Un diplomate iranien est enlevé à Bagdad

Bagdad — Un diplomate de l'ambassade d'Iran à Bagdad a été enlevé hier par des hommes portant l'uniforme du 36e bataillon de l'armée irakienne, une unité qui collabore souvent avec les forces américaines, ont annoncé des responsables irakiens et iraniens. Téhéran a fait savoir qu'il tenait les États-Unis responsables de sa sécurité.

Le diplomate, second secrétaire à l'ambassade d'Iran en Irak, a été enlevé dans le quartier de Karrada, dans le centre-ville, par une trentaine d'hommes portant l'uniforme de l'unité de commando chargée des opérations spéciales, a précisé un responsable du gouvernement irakien.

Le porte-parole du ministère iranien des Affaires étrangères, Mohammed Ali Hosseini, a confirmé que Jalal Charafi avait été enlevé par un groupe proche du ministère irakien de la Défense qui «travaille sous la direction des forces américaines», selon l'agence de presse iranienne ISNA.

Le ministère a annoncé avoir convoqué les ambassadeurs de la Suisse et de l'Irak à Téhéran pour protester contre l'enlèvement. L'ambassade de la Suisse représente les intérêts américains en Iran.

Les forces américaines en Irak ont arrêté le mois dernier plusieurs Iraniens, dont des diplomates. Washington accuse Téhéran de soutenir les activistes qui combattent les forces américaines, ce que l'Iran dément.

L'ambassadeur d'Iran en Irak, Hassan Kazemi-Qomi, a accusé Washington d'être à l'origine de l'enlèvement. Le président américain, George Bush, a promis en janvier de perturber le «flux de soutien» iranien en faveur d'activistes irakiens.

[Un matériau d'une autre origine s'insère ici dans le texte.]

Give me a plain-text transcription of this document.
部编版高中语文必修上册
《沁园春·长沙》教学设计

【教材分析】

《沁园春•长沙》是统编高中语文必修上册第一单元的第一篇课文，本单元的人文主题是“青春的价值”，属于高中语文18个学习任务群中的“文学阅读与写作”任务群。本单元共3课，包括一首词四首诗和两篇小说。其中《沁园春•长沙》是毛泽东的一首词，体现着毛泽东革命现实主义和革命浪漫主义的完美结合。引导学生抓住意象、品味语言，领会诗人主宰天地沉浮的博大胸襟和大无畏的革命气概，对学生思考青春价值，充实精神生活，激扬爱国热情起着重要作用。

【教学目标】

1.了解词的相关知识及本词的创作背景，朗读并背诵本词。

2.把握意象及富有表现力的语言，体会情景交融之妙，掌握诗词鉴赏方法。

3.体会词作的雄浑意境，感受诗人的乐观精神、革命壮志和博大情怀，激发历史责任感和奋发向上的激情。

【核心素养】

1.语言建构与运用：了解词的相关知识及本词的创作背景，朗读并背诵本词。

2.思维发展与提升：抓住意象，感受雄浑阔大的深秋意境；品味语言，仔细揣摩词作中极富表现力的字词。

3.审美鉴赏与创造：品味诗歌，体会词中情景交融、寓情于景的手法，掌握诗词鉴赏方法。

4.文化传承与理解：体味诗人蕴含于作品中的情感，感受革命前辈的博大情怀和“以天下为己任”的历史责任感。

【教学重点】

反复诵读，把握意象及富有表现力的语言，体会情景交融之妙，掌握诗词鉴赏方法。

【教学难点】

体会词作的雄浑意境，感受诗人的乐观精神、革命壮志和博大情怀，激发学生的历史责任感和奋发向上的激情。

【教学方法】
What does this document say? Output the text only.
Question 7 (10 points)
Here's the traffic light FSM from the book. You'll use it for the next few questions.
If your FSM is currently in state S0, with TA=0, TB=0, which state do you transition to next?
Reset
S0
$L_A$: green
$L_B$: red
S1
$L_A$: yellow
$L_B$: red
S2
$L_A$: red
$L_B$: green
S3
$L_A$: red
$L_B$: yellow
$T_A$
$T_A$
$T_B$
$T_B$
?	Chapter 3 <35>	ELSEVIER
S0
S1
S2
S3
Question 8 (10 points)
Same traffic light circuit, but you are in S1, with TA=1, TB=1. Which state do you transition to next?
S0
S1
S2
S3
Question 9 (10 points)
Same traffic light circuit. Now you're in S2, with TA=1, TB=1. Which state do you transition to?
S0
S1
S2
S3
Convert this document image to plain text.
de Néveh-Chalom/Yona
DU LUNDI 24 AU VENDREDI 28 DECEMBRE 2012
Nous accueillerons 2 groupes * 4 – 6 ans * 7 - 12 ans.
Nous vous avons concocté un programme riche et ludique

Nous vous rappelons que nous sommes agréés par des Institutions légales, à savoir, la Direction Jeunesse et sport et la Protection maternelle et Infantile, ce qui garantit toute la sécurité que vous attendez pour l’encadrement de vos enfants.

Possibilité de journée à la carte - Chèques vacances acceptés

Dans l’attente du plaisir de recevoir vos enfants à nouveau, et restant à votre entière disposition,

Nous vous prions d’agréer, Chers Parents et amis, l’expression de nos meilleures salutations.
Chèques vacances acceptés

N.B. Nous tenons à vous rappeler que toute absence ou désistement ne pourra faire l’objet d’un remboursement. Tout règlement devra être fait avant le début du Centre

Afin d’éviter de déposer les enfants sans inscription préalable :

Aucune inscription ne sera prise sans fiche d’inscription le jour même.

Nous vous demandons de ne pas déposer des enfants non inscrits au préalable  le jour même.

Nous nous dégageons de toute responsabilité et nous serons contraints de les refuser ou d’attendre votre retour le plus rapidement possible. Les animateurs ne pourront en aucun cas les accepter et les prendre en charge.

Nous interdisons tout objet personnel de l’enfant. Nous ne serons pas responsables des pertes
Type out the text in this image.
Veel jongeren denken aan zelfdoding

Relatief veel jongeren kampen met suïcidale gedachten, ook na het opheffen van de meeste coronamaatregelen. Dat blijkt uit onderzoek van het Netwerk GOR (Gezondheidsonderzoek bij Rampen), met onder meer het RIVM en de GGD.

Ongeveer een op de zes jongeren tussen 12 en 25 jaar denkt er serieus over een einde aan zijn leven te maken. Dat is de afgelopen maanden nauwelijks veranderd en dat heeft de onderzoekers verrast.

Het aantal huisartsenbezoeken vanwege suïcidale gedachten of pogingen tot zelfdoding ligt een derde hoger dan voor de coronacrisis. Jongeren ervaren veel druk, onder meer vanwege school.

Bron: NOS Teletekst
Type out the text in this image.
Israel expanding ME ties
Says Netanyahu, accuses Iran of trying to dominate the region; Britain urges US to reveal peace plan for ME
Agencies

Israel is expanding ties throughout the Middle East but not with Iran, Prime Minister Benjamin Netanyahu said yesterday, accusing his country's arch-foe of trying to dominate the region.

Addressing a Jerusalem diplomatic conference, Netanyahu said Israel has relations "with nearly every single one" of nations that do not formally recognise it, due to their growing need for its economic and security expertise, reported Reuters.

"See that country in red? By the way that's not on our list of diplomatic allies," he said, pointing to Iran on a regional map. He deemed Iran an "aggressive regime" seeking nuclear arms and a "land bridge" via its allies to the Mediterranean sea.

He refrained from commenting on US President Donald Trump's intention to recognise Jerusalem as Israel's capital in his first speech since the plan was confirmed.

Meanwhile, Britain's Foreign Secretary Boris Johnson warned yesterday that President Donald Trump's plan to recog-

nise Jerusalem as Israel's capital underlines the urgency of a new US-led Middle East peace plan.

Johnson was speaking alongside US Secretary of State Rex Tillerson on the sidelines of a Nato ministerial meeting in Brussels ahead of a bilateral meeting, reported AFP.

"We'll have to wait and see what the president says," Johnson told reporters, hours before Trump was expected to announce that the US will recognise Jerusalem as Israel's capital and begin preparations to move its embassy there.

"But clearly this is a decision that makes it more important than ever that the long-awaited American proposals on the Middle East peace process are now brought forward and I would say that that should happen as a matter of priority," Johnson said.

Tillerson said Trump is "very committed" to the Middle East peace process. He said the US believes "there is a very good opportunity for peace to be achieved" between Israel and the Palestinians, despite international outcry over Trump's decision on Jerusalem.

«Il semble que cet acte terroriste ait été commis dans le cadre de l'ordre donné par Bush, afin de faire monter d'un cran la confrontation avec l'Iran», a déclaré Qomi, cité par la télévision nationale iranienne.

Un porte-parole de l'armée américaine a nié que cette dernière ait joué un rôle dans l'incident.

Le responsable irakien a ajouté que des policiers qui se trouvaient à proximité avaient ouvert le feu sur le groupe et avaient arrêté six de ces hommes. Par la suite, d'autres membres des forces de sécurité sont venus au commissariat et ont annoncé qu'ils allaient conduire ces six hommes au service des crimes graves, à Bagdad, mais les policiers ont découvert par la suite qu'ils n'étaient jamais arrivés.

Le plan de sécurité

Par ailleurs, des forces irakiennes et américaines ont mené hier une opération de ratissage dans le quartier sunnite d'Adhamiyah à Bagdad, présentée par un commandant américain sur le terrain comme le début du nouveau plan de sécurité visant à pacifier la capitale irakienne.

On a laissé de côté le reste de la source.